- Published on
From PDF to Podcast: Experimenting with Docling, GPT-4o, and ElevenLabs
Since Google launched NotebookLM, there's been a lot of excitement around generating podcasts using large language models (LLMs). Meta caught attention with the release of NotebookLama, and other open-source tools like Podcastify have also emerged.
Initially, I assumed NotebookLM was a sophisticated model for generating speech (and it still might be) since the hosts sound very natural, with interruptions, tone variation, and other subtleties. But after exploring open-source tools, I realized the process was much simpler than I had imagined.

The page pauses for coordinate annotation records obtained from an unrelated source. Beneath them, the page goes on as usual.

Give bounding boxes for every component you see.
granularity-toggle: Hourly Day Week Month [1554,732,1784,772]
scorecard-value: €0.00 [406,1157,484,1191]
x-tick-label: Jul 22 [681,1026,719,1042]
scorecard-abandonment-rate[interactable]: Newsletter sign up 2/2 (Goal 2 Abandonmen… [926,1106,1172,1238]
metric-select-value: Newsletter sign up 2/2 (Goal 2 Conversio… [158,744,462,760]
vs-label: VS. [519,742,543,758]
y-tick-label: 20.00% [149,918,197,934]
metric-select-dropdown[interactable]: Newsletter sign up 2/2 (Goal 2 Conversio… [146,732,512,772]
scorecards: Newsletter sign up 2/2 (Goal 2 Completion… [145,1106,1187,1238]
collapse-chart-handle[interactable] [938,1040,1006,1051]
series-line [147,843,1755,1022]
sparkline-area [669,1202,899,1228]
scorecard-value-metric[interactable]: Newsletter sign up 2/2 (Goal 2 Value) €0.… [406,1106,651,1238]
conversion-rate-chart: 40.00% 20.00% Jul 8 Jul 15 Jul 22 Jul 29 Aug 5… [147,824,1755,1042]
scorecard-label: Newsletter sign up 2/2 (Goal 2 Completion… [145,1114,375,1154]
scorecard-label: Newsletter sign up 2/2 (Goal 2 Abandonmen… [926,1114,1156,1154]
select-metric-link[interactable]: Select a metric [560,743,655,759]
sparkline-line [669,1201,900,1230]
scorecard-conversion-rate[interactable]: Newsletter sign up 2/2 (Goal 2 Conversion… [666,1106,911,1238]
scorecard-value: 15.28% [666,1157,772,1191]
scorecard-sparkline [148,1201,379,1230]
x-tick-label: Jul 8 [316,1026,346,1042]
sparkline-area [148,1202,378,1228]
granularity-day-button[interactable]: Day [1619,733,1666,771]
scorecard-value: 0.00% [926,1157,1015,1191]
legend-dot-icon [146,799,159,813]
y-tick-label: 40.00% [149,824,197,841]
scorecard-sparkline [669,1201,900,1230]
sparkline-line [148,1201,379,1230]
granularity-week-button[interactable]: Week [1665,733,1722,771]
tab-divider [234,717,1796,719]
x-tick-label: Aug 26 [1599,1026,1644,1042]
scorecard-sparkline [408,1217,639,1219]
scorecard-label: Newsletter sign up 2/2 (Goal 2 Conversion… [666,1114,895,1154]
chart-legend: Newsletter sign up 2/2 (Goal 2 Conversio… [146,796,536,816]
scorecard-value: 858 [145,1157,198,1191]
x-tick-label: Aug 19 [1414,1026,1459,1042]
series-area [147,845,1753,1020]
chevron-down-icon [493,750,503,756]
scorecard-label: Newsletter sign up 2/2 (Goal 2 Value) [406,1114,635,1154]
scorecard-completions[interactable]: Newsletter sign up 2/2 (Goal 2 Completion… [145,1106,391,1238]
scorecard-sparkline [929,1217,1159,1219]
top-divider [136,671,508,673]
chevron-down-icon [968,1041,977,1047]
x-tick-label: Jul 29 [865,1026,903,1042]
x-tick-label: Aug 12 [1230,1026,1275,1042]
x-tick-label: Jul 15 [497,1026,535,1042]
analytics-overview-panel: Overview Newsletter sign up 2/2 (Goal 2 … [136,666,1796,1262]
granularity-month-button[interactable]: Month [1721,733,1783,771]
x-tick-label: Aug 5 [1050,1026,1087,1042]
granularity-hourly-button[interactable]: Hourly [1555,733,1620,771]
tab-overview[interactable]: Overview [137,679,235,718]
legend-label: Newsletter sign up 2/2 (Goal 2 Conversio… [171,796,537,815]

With that in mind, I decided to create a podcast using Docling (to convert a PDF to Markdown), GPT-4o (to generate a script), and ElevenLabs (for text-to-speech conversion). The results were far better than expected.
Here’s the result for a podcast based on this paper:
My Version
NotebookLM Version
Final Thoughts
It’s easy to look at a major project or tool from a big company and assume it’s too complex to replicate. And sometimes, that’s true—large companies often have more resources, and incredibly skilled developers work on these projects. But other times, it’s more about creativity and the willingness to experiment. Although none of the tools I used were new, the way they were combined was novel when NotebookLM came out.
This experiment was a reminder that innovation often stems from creativity. These AI tools open up so many possibilities for developing new products and applications. In the coming years, we’ll see innovations we can’t even imagine today.
For instance, this podcast tool got me thinking about the future of learning. We might have highly personalized experiences that go beyond podcasts—perhaps entirely new formats, all powered by an ever-available AI assistant helping us learn faster than ever before. I can imagine kids in the future asking, "How did you learn without an AI assistant?" or "You had to Google things manually?"